Racial and gender discrimination in STIPEL Board Meeting minutes. November 1938

12/12/2008 - 00:00 AM

  • Racial and gender discrimination in STIPEL Board Meeting minutes. November 1938
- + Text size
Print

The minutes of the STIPEL Board Meeting held on November 25, 1938, chaired by Ugo Bordoni, relate to a black day in the history of STIPEL, and a disgraceful act in Italian history: promulgation of anti-Jewish racial laws by the Mussolini government.
In just four lines of the minutes, under the “Personnel” section, the company Chairman notes the immediate application at STIPEL of the Decree Law dated November 17, 1938. Article 13 of this decree prohibited the employment of persons belonging to the Jewish race by government organizations, publicly-owned and publically-controlled companies: “Fourteen employees of the Jewish race have recently been placed on leave; we await further instruction on applying provisions regarding issues of race.”
Other public bodies and companies were much less zealous in applying the decree. It would be worth investigating why STIPEL was so quick to put it into force. Whatever the reason, on May 1, 1939, for racial reasons temporary leave became permanent firing for the 14 workers concerned, as we learn from papers relating to a March 1947 dispute, in which one of the dismissed workers appealed for his job back. At the end of the legal process, the court ruled that the employee who suffered discrimination should be reemployed, but that he should forfeit any right to seniority bonuses for the years he was not allowed to work for the company. In his decision, the judge cited the precedence of a ruling by the Court of Cassation on January 24, 1948 (Ruling no. 96). The employee did not even have the right to go back into the same job as he had held before.

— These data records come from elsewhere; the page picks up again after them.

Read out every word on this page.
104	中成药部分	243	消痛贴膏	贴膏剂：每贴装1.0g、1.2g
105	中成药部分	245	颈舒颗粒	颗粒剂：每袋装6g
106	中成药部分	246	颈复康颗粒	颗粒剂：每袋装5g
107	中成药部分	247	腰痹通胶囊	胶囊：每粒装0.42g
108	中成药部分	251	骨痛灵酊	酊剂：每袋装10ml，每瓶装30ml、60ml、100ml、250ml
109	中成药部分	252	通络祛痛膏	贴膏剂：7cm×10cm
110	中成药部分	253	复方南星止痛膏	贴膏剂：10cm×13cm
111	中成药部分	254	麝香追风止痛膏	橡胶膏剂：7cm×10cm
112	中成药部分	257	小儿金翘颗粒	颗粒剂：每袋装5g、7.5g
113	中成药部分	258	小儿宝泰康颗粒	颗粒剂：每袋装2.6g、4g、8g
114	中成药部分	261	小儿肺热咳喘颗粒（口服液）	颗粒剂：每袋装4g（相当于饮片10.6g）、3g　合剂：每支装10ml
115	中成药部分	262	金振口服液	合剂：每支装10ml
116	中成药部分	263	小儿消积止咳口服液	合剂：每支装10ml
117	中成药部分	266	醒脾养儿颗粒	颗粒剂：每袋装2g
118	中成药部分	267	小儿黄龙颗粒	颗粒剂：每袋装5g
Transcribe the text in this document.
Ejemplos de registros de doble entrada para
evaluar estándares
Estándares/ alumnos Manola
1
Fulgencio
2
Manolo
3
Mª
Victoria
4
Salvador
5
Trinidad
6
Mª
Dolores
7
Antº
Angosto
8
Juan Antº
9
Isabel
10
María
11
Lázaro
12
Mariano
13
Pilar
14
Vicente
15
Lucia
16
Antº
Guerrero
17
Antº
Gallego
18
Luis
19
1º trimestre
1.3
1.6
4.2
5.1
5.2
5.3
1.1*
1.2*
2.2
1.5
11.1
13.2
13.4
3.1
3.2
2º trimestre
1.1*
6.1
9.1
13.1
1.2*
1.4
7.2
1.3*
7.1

At that same November 25, 1938 Board Meeting, once again under the “Personnel” section, more time was spent on how to avoid a detrimental application of the Decree Law of September 5, 1938, which discriminated against working women categorized as “female clerical workers”. According to article 1 of Royal Decree Law no. 1514, “female clerical workers” employed in government departments and private companies should account for no more than 10% of all clerical workers employed, unless, as specified in article 3, the job in question was “particularly suited to women”. The STIPEL Chairman ventured that this measure would not apply to female switching staff at the company’s exchanges, because they were officially recognized as “workers”. As regarded other female employees, for the most part they were in jobs that “by their innate nature” were “particularly suited to women (shorthand typists, typists, comptometer operators, etc.)”. If this interpretation had been accepted, the practical consequences for STIPEL would have been greatly attenuated.

Minutes from the 1938 STIPEL Board Meeting and papers from the 1947 dispute are both held in the CSS (Carte Sociali Stipel) Collection.